ジャーナル:Statistica, 77(4), 329-352.
出版年:2017

https://www.diva-portal.org/smash/get/diva2:1201784/FULLTEXT01.pdf

私は今,卒業研究として「テストの等化」というものに取り組んでいます.ここでいうテストとは,学力試験に限らず心理検査とかも含んだものです.等化とは,異なるテストの尺度,テスト得点を相互に比較可能にする手続きのことを言います.例えば,TOEICやTOEFLは一年で複数回受験できますが,どの回を受けても,何度も受けてもスコアの尺度が揃っているため私たちはスコアの変化を捉えることができます.いつ受けても同じものさしの上でスコアが表されている感じです.

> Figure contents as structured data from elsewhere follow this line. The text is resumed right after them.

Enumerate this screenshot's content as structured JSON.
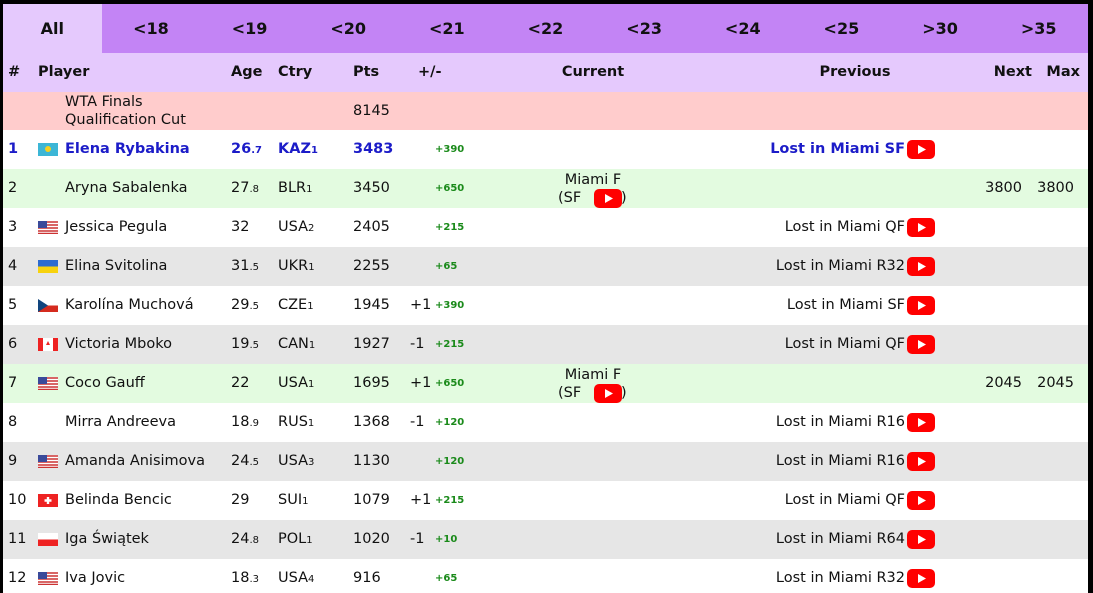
{
  "tabs": [
    "All",
    "<18",
    "<19",
    "<20",
    "<21",
    "<22",
    "<23",
    "<24",
    "<25",
    ">30",
    ">35"
  ],
  "table": {
    "headers": [
      "#",
      "Player",
      "Age",
      "Ctry",
      "Pts",
      "+/-",
      "Current",
      "Previous",
      "Next",
      "Max"
    ],
    "cut": {
      "label": "WTA Finals Qualification Cut",
      "pts": 8145
    },
    "rows": [
      {
        "rank": 1,
        "player": "Elena Rybakina",
        "age": "26",
        "age_dec": ".7",
        "ctry": "KAZ",
        "ctry_num": "1",
        "pts": 3483,
        "delta": "+390",
        "previous": "Lost in Miami SF"
      },
      {
        "rank": 2,
        "player": "Aryna Sabalenka",
        "age": "27",
        "age_dec": ".8",
        "ctry": "BLR",
        "ctry_num": "1",
        "pts": 3450,
        "delta": "+650",
        "current": {
          "event": "Miami F",
          "open": "(SF",
          "close": ")"
        },
        "next": 3800,
        "max": 3800
      },
      {
        "rank": 3,
        "player": "Jessica Pegula",
        "age": "32",
        "ctry": "USA",
        "ctry_num": "2",
        "pts": 2405,
        "delta": "+215",
        "previous": "Lost in Miami QF"
      },
      {
        "rank": 4,
        "player": "Elina Svitolina",
        "age": "31",
        "age_dec": ".5",
        "ctry": "UKR",
        "ctry_num": "1",
        "pts": 2255,
        "delta": "+65",
        "previous": "Lost in Miami R32"
      },
      {
        "rank": 5,
        "player": "Karolína Muchová",
        "age": "29",
        "age_dec": ".5",
        "ctry": "CZE",
        "ctry_num": "1",
        "pts": 1945,
        "move": "+1",
        "delta": "+390",
        "previous": "Lost in Miami SF"
      },
      {
        "rank": 6,
        "player": "Victoria Mboko",
        "age": "19",
        "age_dec": ".5",
        "ctry": "CAN",
        "ctry_num": "1",
        "pts": 1927,
        "move": "-1",
        "delta": "+215",
        "previous": "Lost in Miami QF"
      },
      {
        "rank": 7,
        "player": "Coco Gauff",
        "age": "22",
        "ctry": "USA",
        "ctry_num": "1",
        "pts": 1695,
        "move": "+1",
        "delta": "+650",
        "current": {
          "event": "Miami F",
          "open": "(SF",
          "close": ")"
        },
        "next": 2045,
        "max": 2045
      },
      {
        "rank": 8,
        "player": "Mirra Andreeva",
        "age": "18",
        "age_dec": ".9",
        "ctry": "RUS",
        "ctry_num": "1",
        "pts": 1368,
        "move": "-1",
        "delta": "+120",
        "previous": "Lost in Miami R16"
      },
      {
        "rank": 9,
        "player": "Amanda Anisimova",
        "age": "24",
        "age_dec": ".5",
        "ctry": "USA",
        "ctry_num": "3",
        "pts": 1130,
        "delta": "+120",
        "previous": "Lost in Miami R16"
      },
      {
        "rank": 10,
        "player": "Belinda Bencic",
        "age": "29",
        "ctry": "SUI",
        "ctry_num": "1",
        "pts": 1079,
        "move": "+1",
        "delta": "+215",
        "previous": "Lost in Miami QF"
      },
      {
        "rank": 11,
        "player": "Iga Świątek",
        "age": "24",
        "age_dec": ".8",
        "ctry": "POL",
        "ctry_num": "1",
        "pts": 1020,
        "move": "-1",
        "delta": "+10",
        "previous": "Lost in Miami R64"
      },
      {
        "rank": 12,
        "player": "Iva Jovic",
        "age": "18",
        "age_dec": ".3",
        "ctry": "USA",
        "ctry_num": "4",
        "pts": 916,
        "delta": "+65",
        "previous": "Lost in Miami R32"
      }
    ]
  }
}
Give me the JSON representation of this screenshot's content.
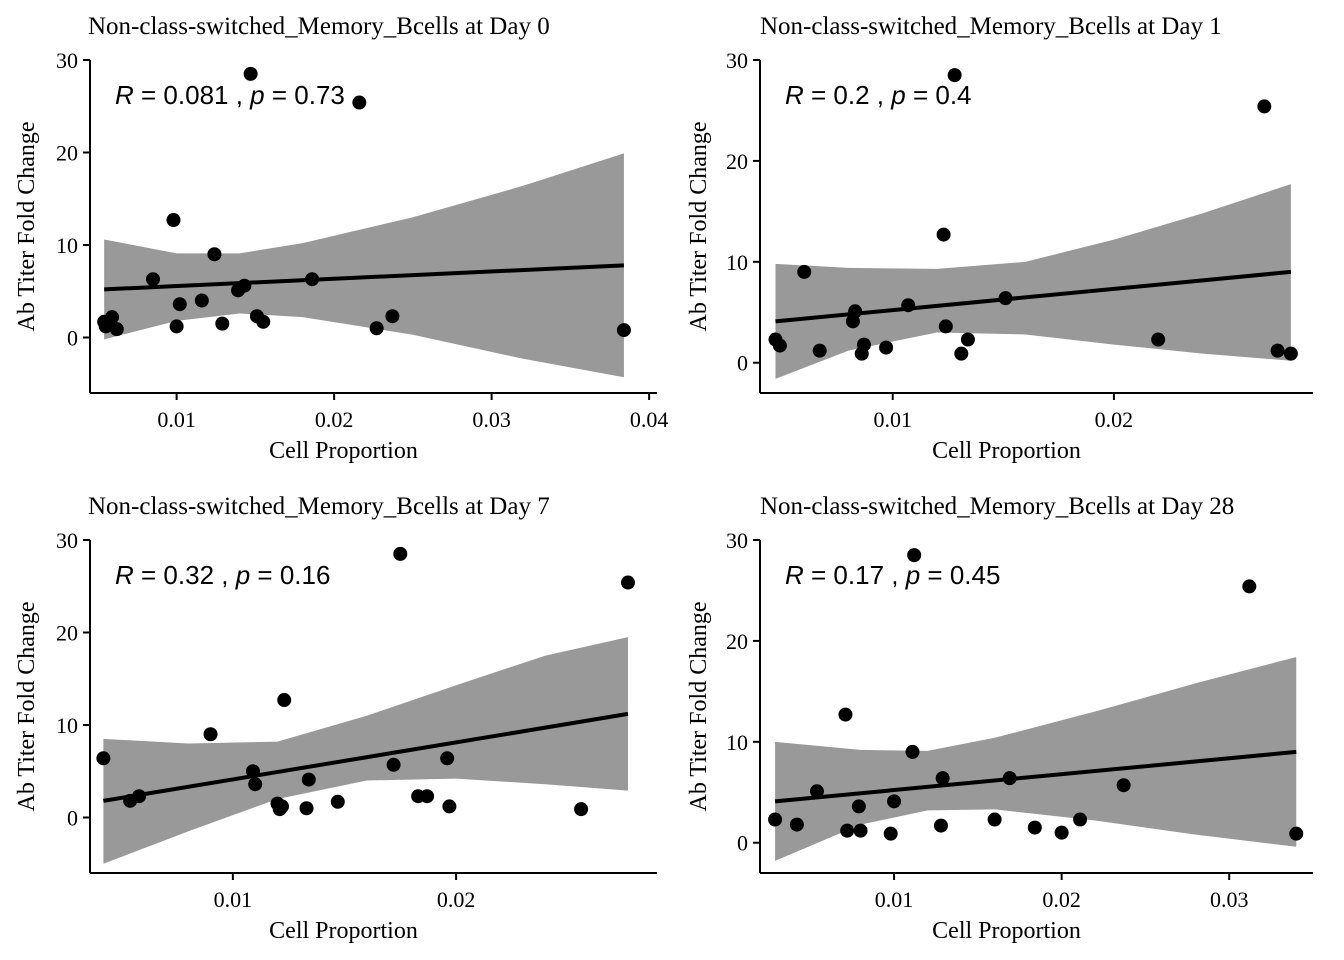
{
  "figure": {
    "background": "#ffffff",
    "colors": {
      "points": "#000000",
      "fit_line": "#000000",
      "confidence_band": "#999999",
      "axes": "#000000"
    }
  },
  "chart_data": [
    {
      "type": "scatter",
      "title": "Non-class-switched_Memory_Bcells at Day 0",
      "xlabel": "Cell Proportion",
      "ylabel": "Ab Titer Fold Change",
      "xlim": [
        0.0045,
        0.0405
      ],
      "ylim": [
        -6,
        30
      ],
      "xticks": [
        0.01,
        0.02,
        0.03,
        0.04
      ],
      "xtick_labels": [
        "0.01",
        "0.02",
        "0.03",
        "0.04"
      ],
      "yticks": [
        0,
        10,
        20,
        30
      ],
      "ytick_labels": [
        "0",
        "10",
        "20",
        "30"
      ],
      "stat_r": "0.081",
      "stat_p": "0.73",
      "points": [
        {
          "x": 0.0054,
          "y": 1.7
        },
        {
          "x": 0.0055,
          "y": 1.2
        },
        {
          "x": 0.0059,
          "y": 2.2
        },
        {
          "x": 0.0062,
          "y": 0.9
        },
        {
          "x": 0.0085,
          "y": 6.3
        },
        {
          "x": 0.0098,
          "y": 12.7
        },
        {
          "x": 0.01,
          "y": 1.2
        },
        {
          "x": 0.0102,
          "y": 3.6
        },
        {
          "x": 0.0116,
          "y": 4.0
        },
        {
          "x": 0.0124,
          "y": 9.0
        },
        {
          "x": 0.0129,
          "y": 1.5
        },
        {
          "x": 0.0139,
          "y": 5.1
        },
        {
          "x": 0.0143,
          "y": 5.6
        },
        {
          "x": 0.0147,
          "y": 28.5
        },
        {
          "x": 0.0151,
          "y": 2.3
        },
        {
          "x": 0.0155,
          "y": 1.7
        },
        {
          "x": 0.0186,
          "y": 6.3
        },
        {
          "x": 0.0216,
          "y": 25.4
        },
        {
          "x": 0.0227,
          "y": 1.0
        },
        {
          "x": 0.0237,
          "y": 2.3
        },
        {
          "x": 0.0384,
          "y": 0.8
        }
      ],
      "fit": {
        "x": [
          0.0054,
          0.0384
        ],
        "y": [
          5.2,
          7.8
        ]
      },
      "band": {
        "x": [
          0.0054,
          0.01,
          0.014,
          0.018,
          0.025,
          0.032,
          0.0384
        ],
        "lower": [
          -0.2,
          1.8,
          2.6,
          2.2,
          0.3,
          -2.3,
          -4.3
        ],
        "upper": [
          10.6,
          9.1,
          9.1,
          10.2,
          13.0,
          16.4,
          19.9
        ]
      }
    },
    {
      "type": "scatter",
      "title": "Non-class-switched_Memory_Bcells at Day 1",
      "xlabel": "Cell Proportion",
      "ylabel": "Ab Titer Fold Change",
      "xlim": [
        0.004,
        0.029
      ],
      "ylim": [
        -3,
        30
      ],
      "xticks": [
        0.01,
        0.02
      ],
      "xtick_labels": [
        "0.01",
        "0.02"
      ],
      "yticks": [
        0,
        10,
        20,
        30
      ],
      "ytick_labels": [
        "0",
        "10",
        "20",
        "30"
      ],
      "stat_r": "0.2",
      "stat_p": "0.4",
      "points": [
        {
          "x": 0.0047,
          "y": 2.3
        },
        {
          "x": 0.0049,
          "y": 1.7
        },
        {
          "x": 0.006,
          "y": 9.0
        },
        {
          "x": 0.0067,
          "y": 1.2
        },
        {
          "x": 0.0082,
          "y": 4.1
        },
        {
          "x": 0.0083,
          "y": 5.1
        },
        {
          "x": 0.0086,
          "y": 0.9
        },
        {
          "x": 0.0087,
          "y": 1.8
        },
        {
          "x": 0.0097,
          "y": 1.5
        },
        {
          "x": 0.0107,
          "y": 5.7
        },
        {
          "x": 0.0123,
          "y": 12.7
        },
        {
          "x": 0.0124,
          "y": 3.6
        },
        {
          "x": 0.0128,
          "y": 28.5
        },
        {
          "x": 0.0131,
          "y": 0.9
        },
        {
          "x": 0.0134,
          "y": 2.3
        },
        {
          "x": 0.0151,
          "y": 6.4
        },
        {
          "x": 0.022,
          "y": 2.3
        },
        {
          "x": 0.0268,
          "y": 25.4
        },
        {
          "x": 0.0274,
          "y": 1.2
        },
        {
          "x": 0.028,
          "y": 0.9
        }
      ],
      "fit": {
        "x": [
          0.0047,
          0.028
        ],
        "y": [
          4.1,
          9.0
        ]
      },
      "band": {
        "x": [
          0.0047,
          0.008,
          0.012,
          0.016,
          0.02,
          0.024,
          0.028
        ],
        "lower": [
          -1.6,
          1.2,
          3.0,
          2.8,
          1.8,
          0.9,
          0.2
        ],
        "upper": [
          9.8,
          9.4,
          9.3,
          10.0,
          12.2,
          14.8,
          17.7
        ]
      }
    },
    {
      "type": "scatter",
      "title": "Non-class-switched_Memory_Bcells at Day 7",
      "xlabel": "Cell Proportion",
      "ylabel": "Ab Titer Fold Change",
      "xlim": [
        0.0036,
        0.029
      ],
      "ylim": [
        -6,
        30
      ],
      "xticks": [
        0.01,
        0.02
      ],
      "xtick_labels": [
        "0.01",
        "0.02"
      ],
      "yticks": [
        0,
        10,
        20,
        30
      ],
      "ytick_labels": [
        "0",
        "10",
        "20",
        "30"
      ],
      "stat_r": "0.32",
      "stat_p": "0.16",
      "points": [
        {
          "x": 0.0042,
          "y": 6.4
        },
        {
          "x": 0.0054,
          "y": 1.8
        },
        {
          "x": 0.0058,
          "y": 2.3
        },
        {
          "x": 0.009,
          "y": 9.0
        },
        {
          "x": 0.0109,
          "y": 5.0
        },
        {
          "x": 0.011,
          "y": 3.6
        },
        {
          "x": 0.012,
          "y": 1.5
        },
        {
          "x": 0.0121,
          "y": 0.9
        },
        {
          "x": 0.0122,
          "y": 1.2
        },
        {
          "x": 0.0123,
          "y": 12.7
        },
        {
          "x": 0.0133,
          "y": 1.0
        },
        {
          "x": 0.0134,
          "y": 4.1
        },
        {
          "x": 0.0147,
          "y": 1.7
        },
        {
          "x": 0.0172,
          "y": 5.7
        },
        {
          "x": 0.0175,
          "y": 28.5
        },
        {
          "x": 0.0183,
          "y": 2.3
        },
        {
          "x": 0.0187,
          "y": 2.3
        },
        {
          "x": 0.0196,
          "y": 6.4
        },
        {
          "x": 0.0197,
          "y": 1.2
        },
        {
          "x": 0.0256,
          "y": 0.9
        },
        {
          "x": 0.0277,
          "y": 25.4
        }
      ],
      "fit": {
        "x": [
          0.0042,
          0.0277
        ],
        "y": [
          1.8,
          11.2
        ]
      },
      "band": {
        "x": [
          0.0042,
          0.008,
          0.012,
          0.016,
          0.02,
          0.024,
          0.0277
        ],
        "lower": [
          -5.0,
          -1.5,
          2.0,
          4.0,
          4.2,
          3.6,
          2.9
        ],
        "upper": [
          8.5,
          8.0,
          8.2,
          11.0,
          14.3,
          17.5,
          19.5
        ]
      }
    },
    {
      "type": "scatter",
      "title": "Non-class-switched_Memory_Bcells at Day 28",
      "xlabel": "Cell Proportion",
      "ylabel": "Ab Titer Fold Change",
      "xlim": [
        0.002,
        0.035
      ],
      "ylim": [
        -3,
        30
      ],
      "xticks": [
        0.01,
        0.02,
        0.03
      ],
      "xtick_labels": [
        "0.01",
        "0.02",
        "0.03"
      ],
      "yticks": [
        0,
        10,
        20,
        30
      ],
      "ytick_labels": [
        "0",
        "10",
        "20",
        "30"
      ],
      "stat_r": "0.17",
      "stat_p": "0.45",
      "points": [
        {
          "x": 0.0029,
          "y": 2.3
        },
        {
          "x": 0.0042,
          "y": 1.8
        },
        {
          "x": 0.0054,
          "y": 5.1
        },
        {
          "x": 0.0071,
          "y": 12.7
        },
        {
          "x": 0.0072,
          "y": 1.2
        },
        {
          "x": 0.0079,
          "y": 3.6
        },
        {
          "x": 0.008,
          "y": 1.2
        },
        {
          "x": 0.0098,
          "y": 0.9
        },
        {
          "x": 0.01,
          "y": 4.1
        },
        {
          "x": 0.0111,
          "y": 9.0
        },
        {
          "x": 0.0112,
          "y": 28.5
        },
        {
          "x": 0.0128,
          "y": 1.7
        },
        {
          "x": 0.0129,
          "y": 6.4
        },
        {
          "x": 0.016,
          "y": 2.3
        },
        {
          "x": 0.0169,
          "y": 6.4
        },
        {
          "x": 0.0184,
          "y": 1.5
        },
        {
          "x": 0.02,
          "y": 1.0
        },
        {
          "x": 0.0211,
          "y": 2.3
        },
        {
          "x": 0.0237,
          "y": 5.7
        },
        {
          "x": 0.0312,
          "y": 25.4
        },
        {
          "x": 0.034,
          "y": 0.9
        }
      ],
      "fit": {
        "x": [
          0.0029,
          0.034
        ],
        "y": [
          4.1,
          9.0
        ]
      },
      "band": {
        "x": [
          0.0029,
          0.008,
          0.012,
          0.016,
          0.022,
          0.028,
          0.034
        ],
        "lower": [
          -1.8,
          1.8,
          3.2,
          3.3,
          2.2,
          0.8,
          -0.4
        ],
        "upper": [
          10.0,
          9.2,
          9.1,
          10.4,
          13.0,
          15.8,
          18.4
        ]
      }
    }
  ]
}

今回の論文は,そんな等化に関するレビュー論文のようなものです.等化には古典的テスト理論の枠組みで行う方法,IRTをベースにした方法など様々なものがあります.この論文はけっこう網羅性が高いので,個人的に気になったとこだけ記録しておきます.

3.5. Recent developments in IRT equating

・等化の標準誤差の計算

・多次元IRTモデルでの等化
なんか最終的には等パーセンタイル法が使えるっぽい.

・ the complex linkage plans(複雑な連鎖的等化計画?)におけるIRT等化法の開発
連鎖的等化は以前,ある川端先生の論文(川端, 2021)を読んだときに出てきたな,A,B,Cの順番で行われるテストについて,BをAに等化,Cを等化後のBに等化して最終的には全部Aへの等化になっているってやつ.多分それ関連な気がする.この部分全然わからなかった..でも最後の方に,Haebara法とSL法の拡張みたいな式があった.

・NEATデザインにおけるIRT等化の係留テストの質
アンカーテストに外れ値があったら等化スコアに負の影響を与え,等化誤差を増大させる.でも単に外れ値を取り除くとその外れ値の情報が損なわれるので,取り除かない方法(robust scale transformation)を考える.等化前後の正答確率の差の二乗(二乗損失)のを重みつきで最小化する.
*NEATデザイン(Non-Equivalent group with Anchor Test design)
日本語だと非等価(等化じゃない)2群集団係留テスト計画.2つの受験者集団が共通項目を含む異なるテストを受験する.

おまけ
*NECデザイン(non-equivalent group with covariates design) 
日本語だと,共変量非等価集団??共通項目得点や性別,科目の自己効力感得点(科目に対する自信みたいなことかな)などを共変数(共変量)として使うことによって異なるテストから等化スコアを得るデザイン.

・テストレット(大問形式のテストのように文脈依存関係にある項目群)により構成されたテストの等化について
個人的には今後取り組んでみたい混合形式テストの等化に使えそうなのでちゃんと分かるようになりたい.

・異なる枠組みでのIRT観察得点等化の開発


はい,後半息切れして力尽きました.等化ってほんとにいろんな方法があるんです.ここ半年以上等化について考えていますが分かるようでわからない.無事に論文を書き上げられるのか,いつも不安です.(まずは,院試だけど)引き続き頑張ります.

引用,参照
・Sansivieri, V., Wiberg, M., & Matteucci, M. (2017). A review of test equating methods with a special focus on IRT-based approaches. Statistica, 77(4), 329-352.
・川端一光. (2021). 連鎖的等化の誤差とテスト結果の実用性. 教育心理学研究, 69(4), 353-365.
・Özsoy, Ş. N., & Kilmen, S. (2023). Comparison of Kernel equating methods under NEAT and NEC designs. International Journal of Assessment Tools in Education, 10(1), 56-75.